The same thing can also happen in RSS feeds (and JSON Feeds): Entity-encoded HTML strings or CDATA HTML strings do not have any guarantee of well-formed-ness. The direct embedding of XHTML into Atom as namespaced elements just surfaces potential invalid markup higher up.

1 comments

> The same thing can also happen in RSS feeds […]: Entity-encoded HTML strings or CDATA HTML strings do not have any guarantee of well-formed-ness.

I wrote a podcast validator, and I don't think that's true — every RSS feed must be "well-formed" XML.

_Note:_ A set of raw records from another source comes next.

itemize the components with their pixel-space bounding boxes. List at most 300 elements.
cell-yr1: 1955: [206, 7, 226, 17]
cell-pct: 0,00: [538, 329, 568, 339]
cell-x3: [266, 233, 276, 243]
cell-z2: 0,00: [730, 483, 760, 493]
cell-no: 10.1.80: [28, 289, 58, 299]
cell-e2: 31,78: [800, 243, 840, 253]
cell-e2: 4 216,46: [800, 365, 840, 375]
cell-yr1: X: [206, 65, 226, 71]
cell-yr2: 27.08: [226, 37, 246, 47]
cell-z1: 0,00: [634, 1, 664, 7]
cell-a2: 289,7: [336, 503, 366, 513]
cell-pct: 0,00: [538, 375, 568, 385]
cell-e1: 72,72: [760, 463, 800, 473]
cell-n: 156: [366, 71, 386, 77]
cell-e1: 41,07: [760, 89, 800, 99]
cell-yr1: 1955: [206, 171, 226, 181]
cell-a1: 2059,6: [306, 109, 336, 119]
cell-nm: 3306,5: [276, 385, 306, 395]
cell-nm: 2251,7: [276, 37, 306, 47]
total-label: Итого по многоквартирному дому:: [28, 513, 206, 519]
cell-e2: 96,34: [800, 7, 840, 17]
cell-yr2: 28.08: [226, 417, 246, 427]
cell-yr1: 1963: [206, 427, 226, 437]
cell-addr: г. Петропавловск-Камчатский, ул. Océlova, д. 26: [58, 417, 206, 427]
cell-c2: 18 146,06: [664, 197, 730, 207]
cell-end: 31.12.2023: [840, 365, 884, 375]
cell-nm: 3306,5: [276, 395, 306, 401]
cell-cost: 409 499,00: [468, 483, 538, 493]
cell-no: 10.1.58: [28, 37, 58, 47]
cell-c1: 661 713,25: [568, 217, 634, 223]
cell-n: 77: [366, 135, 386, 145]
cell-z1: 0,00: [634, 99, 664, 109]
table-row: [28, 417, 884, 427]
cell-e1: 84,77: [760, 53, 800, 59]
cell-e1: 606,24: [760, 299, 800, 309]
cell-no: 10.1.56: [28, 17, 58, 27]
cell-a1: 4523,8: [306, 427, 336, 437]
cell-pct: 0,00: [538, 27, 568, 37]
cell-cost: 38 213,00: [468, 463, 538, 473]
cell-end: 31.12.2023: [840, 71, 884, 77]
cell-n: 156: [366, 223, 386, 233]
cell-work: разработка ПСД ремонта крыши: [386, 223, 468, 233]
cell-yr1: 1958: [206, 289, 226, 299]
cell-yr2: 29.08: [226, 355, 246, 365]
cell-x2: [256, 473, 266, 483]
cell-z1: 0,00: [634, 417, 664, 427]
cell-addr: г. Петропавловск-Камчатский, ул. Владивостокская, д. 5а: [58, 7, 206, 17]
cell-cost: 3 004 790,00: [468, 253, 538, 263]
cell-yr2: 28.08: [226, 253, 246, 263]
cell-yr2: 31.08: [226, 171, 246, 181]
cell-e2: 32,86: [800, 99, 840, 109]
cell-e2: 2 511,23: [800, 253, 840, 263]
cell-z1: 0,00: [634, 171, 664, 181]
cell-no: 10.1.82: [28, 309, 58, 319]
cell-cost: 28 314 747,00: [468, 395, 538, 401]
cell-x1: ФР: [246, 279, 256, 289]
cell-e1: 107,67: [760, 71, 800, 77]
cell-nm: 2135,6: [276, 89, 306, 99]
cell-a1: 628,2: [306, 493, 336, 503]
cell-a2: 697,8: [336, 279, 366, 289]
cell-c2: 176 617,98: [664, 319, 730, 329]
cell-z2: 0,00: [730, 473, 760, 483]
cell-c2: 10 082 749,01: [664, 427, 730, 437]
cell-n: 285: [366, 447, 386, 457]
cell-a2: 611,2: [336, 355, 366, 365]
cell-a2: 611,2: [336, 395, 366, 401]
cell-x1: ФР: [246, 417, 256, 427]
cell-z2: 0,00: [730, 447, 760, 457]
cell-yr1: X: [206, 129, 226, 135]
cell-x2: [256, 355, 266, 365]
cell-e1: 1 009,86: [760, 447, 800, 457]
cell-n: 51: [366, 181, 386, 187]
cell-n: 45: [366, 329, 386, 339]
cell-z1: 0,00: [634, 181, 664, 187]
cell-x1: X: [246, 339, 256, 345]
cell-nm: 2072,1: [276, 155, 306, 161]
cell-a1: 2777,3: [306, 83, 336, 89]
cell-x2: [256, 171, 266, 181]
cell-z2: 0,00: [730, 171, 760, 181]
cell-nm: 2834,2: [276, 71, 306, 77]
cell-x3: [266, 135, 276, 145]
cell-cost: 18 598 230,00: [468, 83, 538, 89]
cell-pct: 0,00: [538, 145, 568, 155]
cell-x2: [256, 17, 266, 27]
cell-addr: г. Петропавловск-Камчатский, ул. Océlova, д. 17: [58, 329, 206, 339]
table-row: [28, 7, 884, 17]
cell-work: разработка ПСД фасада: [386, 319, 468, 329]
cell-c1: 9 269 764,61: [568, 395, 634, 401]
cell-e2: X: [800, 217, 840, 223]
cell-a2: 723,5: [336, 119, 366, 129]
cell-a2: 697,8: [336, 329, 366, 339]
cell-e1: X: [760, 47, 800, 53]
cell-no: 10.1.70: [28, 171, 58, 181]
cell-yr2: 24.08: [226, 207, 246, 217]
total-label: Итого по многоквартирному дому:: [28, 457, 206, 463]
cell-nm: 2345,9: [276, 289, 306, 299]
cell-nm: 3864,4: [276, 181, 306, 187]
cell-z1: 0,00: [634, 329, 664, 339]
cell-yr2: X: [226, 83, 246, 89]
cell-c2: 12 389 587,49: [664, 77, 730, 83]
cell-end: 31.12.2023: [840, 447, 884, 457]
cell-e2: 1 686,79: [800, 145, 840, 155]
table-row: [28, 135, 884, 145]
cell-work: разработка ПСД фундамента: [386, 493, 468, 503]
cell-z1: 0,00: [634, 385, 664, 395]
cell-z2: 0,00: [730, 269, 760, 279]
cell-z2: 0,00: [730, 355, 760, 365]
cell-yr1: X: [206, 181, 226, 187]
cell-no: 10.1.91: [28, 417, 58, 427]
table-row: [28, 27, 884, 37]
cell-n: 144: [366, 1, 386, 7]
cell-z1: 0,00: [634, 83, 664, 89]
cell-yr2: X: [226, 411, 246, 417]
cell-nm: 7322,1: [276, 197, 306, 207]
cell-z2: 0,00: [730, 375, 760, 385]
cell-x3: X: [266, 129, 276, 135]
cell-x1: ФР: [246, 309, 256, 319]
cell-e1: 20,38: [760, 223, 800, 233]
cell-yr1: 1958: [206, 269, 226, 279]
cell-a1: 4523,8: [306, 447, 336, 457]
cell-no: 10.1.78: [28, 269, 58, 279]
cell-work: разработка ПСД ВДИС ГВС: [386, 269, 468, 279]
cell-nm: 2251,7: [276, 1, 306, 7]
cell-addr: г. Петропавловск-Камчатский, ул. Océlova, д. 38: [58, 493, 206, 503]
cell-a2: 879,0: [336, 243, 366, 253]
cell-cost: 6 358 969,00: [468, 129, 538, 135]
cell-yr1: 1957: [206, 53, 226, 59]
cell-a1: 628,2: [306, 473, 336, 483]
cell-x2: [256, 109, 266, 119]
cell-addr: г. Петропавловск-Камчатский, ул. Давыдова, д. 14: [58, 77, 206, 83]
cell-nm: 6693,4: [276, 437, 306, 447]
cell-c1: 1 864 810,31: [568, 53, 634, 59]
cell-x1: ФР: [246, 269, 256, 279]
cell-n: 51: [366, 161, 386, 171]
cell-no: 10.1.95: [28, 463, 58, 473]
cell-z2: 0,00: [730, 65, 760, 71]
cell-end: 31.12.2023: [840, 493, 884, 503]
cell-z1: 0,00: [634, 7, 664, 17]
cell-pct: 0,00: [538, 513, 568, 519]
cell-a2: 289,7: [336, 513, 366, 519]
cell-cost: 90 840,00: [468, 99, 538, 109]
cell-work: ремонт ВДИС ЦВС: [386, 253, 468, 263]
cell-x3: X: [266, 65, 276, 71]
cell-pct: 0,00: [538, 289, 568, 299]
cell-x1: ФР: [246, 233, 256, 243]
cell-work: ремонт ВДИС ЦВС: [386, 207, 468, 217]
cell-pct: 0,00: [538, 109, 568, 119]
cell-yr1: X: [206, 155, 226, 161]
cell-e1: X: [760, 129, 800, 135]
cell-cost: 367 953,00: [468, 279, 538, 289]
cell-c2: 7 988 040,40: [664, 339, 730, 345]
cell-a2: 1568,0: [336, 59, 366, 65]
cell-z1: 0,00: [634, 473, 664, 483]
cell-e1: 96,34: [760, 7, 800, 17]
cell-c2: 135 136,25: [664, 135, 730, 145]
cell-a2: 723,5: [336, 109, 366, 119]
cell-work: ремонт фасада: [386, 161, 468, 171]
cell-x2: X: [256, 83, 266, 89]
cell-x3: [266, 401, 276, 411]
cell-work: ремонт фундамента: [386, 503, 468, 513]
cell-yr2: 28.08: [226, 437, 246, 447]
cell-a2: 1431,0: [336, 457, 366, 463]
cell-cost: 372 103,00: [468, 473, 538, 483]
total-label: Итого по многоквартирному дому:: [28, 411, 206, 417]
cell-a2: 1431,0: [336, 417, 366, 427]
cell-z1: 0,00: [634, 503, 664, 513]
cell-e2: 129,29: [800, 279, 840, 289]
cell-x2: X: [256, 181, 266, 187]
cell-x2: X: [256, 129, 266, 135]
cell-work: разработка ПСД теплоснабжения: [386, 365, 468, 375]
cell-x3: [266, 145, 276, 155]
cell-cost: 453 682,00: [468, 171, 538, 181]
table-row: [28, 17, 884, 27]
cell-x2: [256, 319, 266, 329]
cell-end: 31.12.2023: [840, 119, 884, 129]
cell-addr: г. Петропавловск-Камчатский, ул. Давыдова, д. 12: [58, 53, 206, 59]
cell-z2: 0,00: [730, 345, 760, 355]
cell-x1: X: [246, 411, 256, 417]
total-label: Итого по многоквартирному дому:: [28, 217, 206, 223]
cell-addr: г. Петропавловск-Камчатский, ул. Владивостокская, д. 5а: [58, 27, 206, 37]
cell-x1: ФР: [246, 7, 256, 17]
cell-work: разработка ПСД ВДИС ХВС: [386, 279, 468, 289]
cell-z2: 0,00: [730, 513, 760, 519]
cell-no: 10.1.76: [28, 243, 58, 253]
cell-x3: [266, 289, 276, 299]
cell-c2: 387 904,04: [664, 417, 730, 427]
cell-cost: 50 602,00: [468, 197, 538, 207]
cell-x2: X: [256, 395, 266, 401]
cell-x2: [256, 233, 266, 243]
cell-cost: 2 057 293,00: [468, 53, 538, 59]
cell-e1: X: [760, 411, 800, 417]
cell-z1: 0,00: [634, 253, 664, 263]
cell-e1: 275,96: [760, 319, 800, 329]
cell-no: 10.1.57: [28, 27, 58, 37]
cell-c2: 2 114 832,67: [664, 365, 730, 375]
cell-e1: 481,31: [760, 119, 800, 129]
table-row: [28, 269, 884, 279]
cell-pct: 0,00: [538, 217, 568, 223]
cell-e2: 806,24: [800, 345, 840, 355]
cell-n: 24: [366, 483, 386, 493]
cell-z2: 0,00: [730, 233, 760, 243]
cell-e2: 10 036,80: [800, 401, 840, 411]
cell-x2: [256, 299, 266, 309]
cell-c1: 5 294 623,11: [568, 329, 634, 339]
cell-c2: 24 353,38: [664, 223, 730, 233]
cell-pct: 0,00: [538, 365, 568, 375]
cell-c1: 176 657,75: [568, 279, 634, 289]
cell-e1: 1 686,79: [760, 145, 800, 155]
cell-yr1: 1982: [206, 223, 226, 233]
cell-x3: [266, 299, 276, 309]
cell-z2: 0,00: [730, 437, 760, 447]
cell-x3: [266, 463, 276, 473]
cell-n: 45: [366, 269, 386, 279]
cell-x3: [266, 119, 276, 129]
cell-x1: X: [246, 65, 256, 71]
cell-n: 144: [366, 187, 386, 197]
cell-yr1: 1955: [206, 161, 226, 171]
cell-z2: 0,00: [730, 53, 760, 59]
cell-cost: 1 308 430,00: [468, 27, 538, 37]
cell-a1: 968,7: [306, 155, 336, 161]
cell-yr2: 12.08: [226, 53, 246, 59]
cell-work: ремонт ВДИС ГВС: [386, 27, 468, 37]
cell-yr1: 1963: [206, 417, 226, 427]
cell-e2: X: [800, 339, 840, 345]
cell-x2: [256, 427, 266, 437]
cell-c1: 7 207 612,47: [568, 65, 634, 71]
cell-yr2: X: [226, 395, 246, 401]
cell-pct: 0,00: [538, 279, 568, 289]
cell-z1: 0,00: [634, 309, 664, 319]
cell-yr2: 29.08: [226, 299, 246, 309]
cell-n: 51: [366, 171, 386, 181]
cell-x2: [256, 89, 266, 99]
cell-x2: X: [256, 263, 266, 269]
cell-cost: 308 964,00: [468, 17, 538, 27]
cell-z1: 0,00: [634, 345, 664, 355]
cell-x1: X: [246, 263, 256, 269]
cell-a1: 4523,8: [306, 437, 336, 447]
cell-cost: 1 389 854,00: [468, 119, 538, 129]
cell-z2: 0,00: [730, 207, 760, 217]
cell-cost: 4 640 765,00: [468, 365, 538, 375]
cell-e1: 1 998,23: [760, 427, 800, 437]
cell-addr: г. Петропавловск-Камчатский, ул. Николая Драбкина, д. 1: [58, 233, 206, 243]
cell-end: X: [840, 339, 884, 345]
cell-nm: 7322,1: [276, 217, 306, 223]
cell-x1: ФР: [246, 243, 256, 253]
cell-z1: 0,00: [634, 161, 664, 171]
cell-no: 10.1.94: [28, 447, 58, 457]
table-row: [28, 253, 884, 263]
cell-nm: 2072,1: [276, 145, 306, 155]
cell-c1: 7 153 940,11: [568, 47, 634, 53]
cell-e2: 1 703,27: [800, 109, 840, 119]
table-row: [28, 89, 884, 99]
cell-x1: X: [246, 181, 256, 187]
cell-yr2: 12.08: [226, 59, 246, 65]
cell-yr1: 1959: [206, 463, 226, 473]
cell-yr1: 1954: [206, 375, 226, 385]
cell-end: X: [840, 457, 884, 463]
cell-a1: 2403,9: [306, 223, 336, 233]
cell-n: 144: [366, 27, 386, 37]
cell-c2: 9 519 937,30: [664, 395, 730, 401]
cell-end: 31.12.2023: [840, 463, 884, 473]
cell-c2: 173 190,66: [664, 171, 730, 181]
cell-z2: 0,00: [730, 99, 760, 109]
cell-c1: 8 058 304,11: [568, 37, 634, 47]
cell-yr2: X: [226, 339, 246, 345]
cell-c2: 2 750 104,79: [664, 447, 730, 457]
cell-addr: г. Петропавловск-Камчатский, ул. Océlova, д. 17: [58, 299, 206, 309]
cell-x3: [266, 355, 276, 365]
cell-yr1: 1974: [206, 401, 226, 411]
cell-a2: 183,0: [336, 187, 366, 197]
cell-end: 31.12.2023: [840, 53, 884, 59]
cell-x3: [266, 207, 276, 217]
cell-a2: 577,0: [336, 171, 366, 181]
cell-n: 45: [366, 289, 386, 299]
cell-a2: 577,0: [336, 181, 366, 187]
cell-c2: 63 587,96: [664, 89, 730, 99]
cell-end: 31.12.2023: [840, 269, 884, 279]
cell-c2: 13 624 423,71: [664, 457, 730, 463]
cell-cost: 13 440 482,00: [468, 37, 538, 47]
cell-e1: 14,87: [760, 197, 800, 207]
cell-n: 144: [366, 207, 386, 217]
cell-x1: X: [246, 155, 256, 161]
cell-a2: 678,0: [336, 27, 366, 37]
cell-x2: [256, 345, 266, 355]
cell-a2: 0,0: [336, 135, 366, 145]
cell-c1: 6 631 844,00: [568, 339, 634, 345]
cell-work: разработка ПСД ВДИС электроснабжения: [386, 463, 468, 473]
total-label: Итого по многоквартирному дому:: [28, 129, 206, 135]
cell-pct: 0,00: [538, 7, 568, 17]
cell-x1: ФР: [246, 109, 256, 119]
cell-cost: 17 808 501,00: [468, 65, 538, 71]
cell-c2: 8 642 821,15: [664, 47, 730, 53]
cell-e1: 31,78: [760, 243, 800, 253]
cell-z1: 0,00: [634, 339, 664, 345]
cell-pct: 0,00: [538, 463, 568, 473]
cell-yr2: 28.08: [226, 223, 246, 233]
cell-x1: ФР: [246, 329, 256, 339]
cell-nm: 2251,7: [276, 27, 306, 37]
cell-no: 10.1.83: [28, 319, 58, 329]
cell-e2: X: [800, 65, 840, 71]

(Note that all "valid" XML documents are "well-formed", but "well-formed" XML documents are not necessarily "valid".)

I was talking about the (X)HTML in that RSS feed and its well-formed-ness.

In a perfect world people would construct their XML documents with an API which guarantees that the generated serialisation is a well-formed XML document. E.g. the API guarantees that the element tree is nested, that namespaces are declared and that the serialiser escapes any text nodes. Then people could add their well-formed XHTML fragments as a child to <atom:content type="xhtml"> and then serialise the whole document, guaranteeing well-formed-ness across namespaces.

In practice people have a tagsoup string from their data store which they concatenate inside their RSS template in <description>. If you’re lucky, they replace "<" and "&" beforehand or do the CDATA thing. But in XML terms that is just a string, not well-formed markup.

Interesting, thank you. Every podcast RSS feed (a tiny subset of RSS feeds) I've seen in the wild is well-formed in the strict XML sense, so the tagsoup problem must be more endemic on the text syndication side.
I can imagine that that is potentially a result of Apple’s dominant podcast directory. Podcasters submit their feeds to Apple’s Podcast Connect, which I think flags warnings and errors. Other forms of feed don’t have that big motivation to validate.